Texas pastor Robert Jeffress, who became a media sensation earlier this month for his blunt remarks about Mitt Romney’s Mormonism, published an opinion piece in the Washington Post this week accusing his critics of trying to “marginalize religion” and make a candidate’s religious beliefs “off limits” in political discussion. But being criticized is not the same as being silenced. Jeffress mixes and muddles several issues in his mea non culpa; it’s worth sorting out where he’s right and wrong.
Jeffress is correct that it is legally permissible to talk about a candidate’s faith. The Constitution’s prohibition on a religious test for public office prevents the government from requiring office-seekers to pledge adherence to any religious creed. It doesn’t prevent candidates from talking about how their faith influences their thinking on an issue. And it doesn’t prevent people like Jeffress from saying that he thinks Christians should only vote for other Christians.
But if Jeffress wants to defend a freewheeling examination of candidate’s spiritual beliefs, he can’t accuse those who disagree with him of engaging in “intimidation.” The same First Amendment that protects his right to call Mormonism a “cult” in the context of endorsing Rick Perry—and to say that Catholicism is a creation of Satan, that Jews can’t achieve salvation, and that Islam springs from the “pit of hell”—also protects others’ rights to criticize him for doing so.
Furthermore, it is perfectly possible to be an ardent defender of free speech and to believe that it is not good for our country to have political campaigns revolve around which candidate’s faith is more sincere, or for policy debates to turn into battles over competing interpretations of scripture. I will be the first to acknowledge that there is plenty of room for honest disagreement about where to draw the lines between what does and does not violate the spirit of the Constitution; what is and is not the appropriate way to mix religion and politics in a pluralistic society.

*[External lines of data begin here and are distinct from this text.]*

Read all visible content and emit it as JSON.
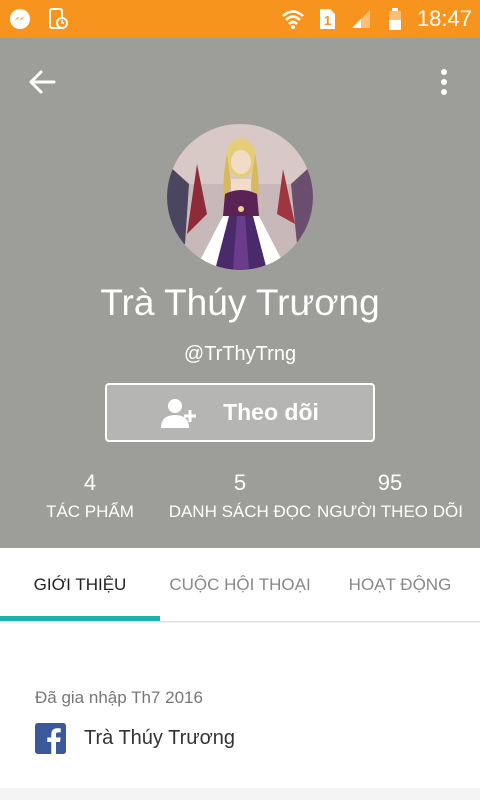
{
  "status_bar": {
    "time": "18:47",
    "sim_label": "1",
    "icons": [
      "messenger-icon",
      "sim-toolkit-icon",
      "wifi-icon",
      "sim-icon",
      "signal-icon",
      "battery-icon"
    ]
  },
  "profile": {
    "name": "Trà Thúy Trương",
    "handle": "@TrThyTrng",
    "follow_label": "Theo dõi"
  },
  "stats": [
    {
      "value": "4",
      "label": "TÁC PHẨM"
    },
    {
      "value": "5",
      "label": "DANH SÁCH ĐỌC"
    },
    {
      "value": "95",
      "label": "NGƯỜI THEO DÕI"
    }
  ],
  "tabs": [
    {
      "label": "GIỚI THIỆU",
      "active": true
    },
    {
      "label": "CUỘC HỘI THOẠI",
      "active": false
    },
    {
      "label": "HOẠT ĐỘNG",
      "active": false
    }
  ],
  "about": {
    "joined": "Đã gia nhập Th7 2016",
    "facebook_name": "Trà Thúy Trương"
  },
  "colors": {
    "status_bar": "#f7941d",
    "header": "#9d9d9a",
    "tab_indicator": "#1eb1a9",
    "facebook": "#3b5998"
  }
}
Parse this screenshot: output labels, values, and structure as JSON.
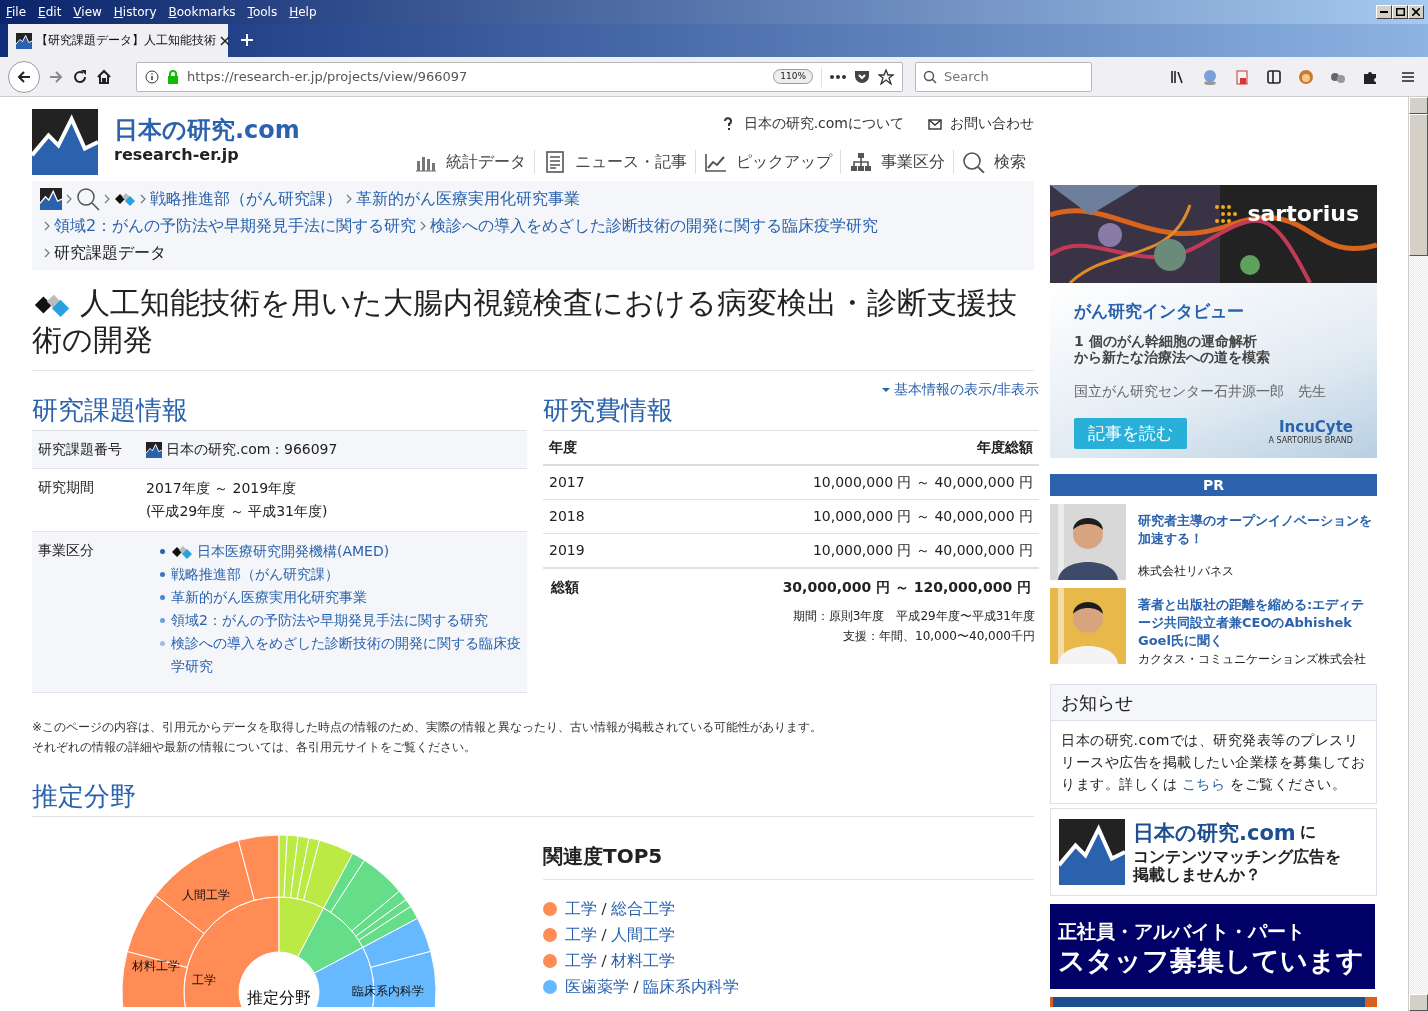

Here’s where I come down on some of those issues.
It is not good for our civic discourse to disparage a candidate’s religion. Suggesting that people of minority faiths are unworthy to serve in public office—or less worthy than a “committed Christian”—is divisive, and violates the spirit of the Constitution. In our country, anyone’s standing as a citizen, or a candidate, should not depend on holding the “right” religious beliefs.
In the same category we shouldn’t be questioning whether a candidate’s religious beliefs are “genuine” or “sincere” based on political disagreements. People who consider themselves Christians hold a wide range of beliefs on any political topic. It is wrong for pundits and politicians to declare that a candidate is not a “real” Christian because he or she disagrees with them on women’s access to abortion, legal equality for LGBT people, or tax policy.
Jeffress thinks it’s fine to interrogate candidates’ religious beliefs. “The question is not whether personal spiritual beliefs shape a politician’s values and policies, but what spiritual beliefs mold those values and policies.” Indeed there may be times when it is legitimate to ask whether a candidate’s religious positions would have a direct impact on policy. Religious Right activist David Barton has declared that the Bible is opposed to progressive taxation, capital gains taxes, collective bargaining, and the minimum wage. It’s legitimate to ask whether candidates who praise Barton’s work—such as Michele Bachmann and Newt Gingrich—share those opinions. Similarly, when a presidential candidate like Bachmann calls a Christian Reconstructionist thinker her “mentor” and declares that he has had a significant impact on her thinking, it is not religious bigotry to ask whether she shares his views about the Constitution and the roles of religion and government in society. But questioning the authenticity or soundness of a candidate’s religious views, for example to have Barton and Glenn Beck rail against what they believe are President Obama’s religious views on the nature of salvation, seems far less appropriate—or useful.
Mitt Romney, the target of Jeffress’ attacks, is admittedly in a difficult position (as Sarah Posner has noted) because he is running for the nomination of a political party that has supported the Religious Right’s attacks on church-state separation and embraced the false idea that the country was created of, by, and for a certain kind of Christians:
Romney was out front defending his own candidacy from the imposition of a religious test. But he appears unwilling to confront his party’s mythologizing of a Christian nation and degradation of the separation of church and state.
Jeffress writes in the Post, “I predict secularists are going to be continually frustrated over the next 13 months as religion continues to be a part of the national political debate. America is filled with religious people, and to religious people, religion matters.”
Here again, I believe Jeffress is both right and wrong. Religion does matter to religious people. But so does religious liberty. So does respectful pluralism. It may well be that people of faith are at least as frustrated as secularists by the unwise and unpleasant ways that people like Jeffress are using faith in this political season.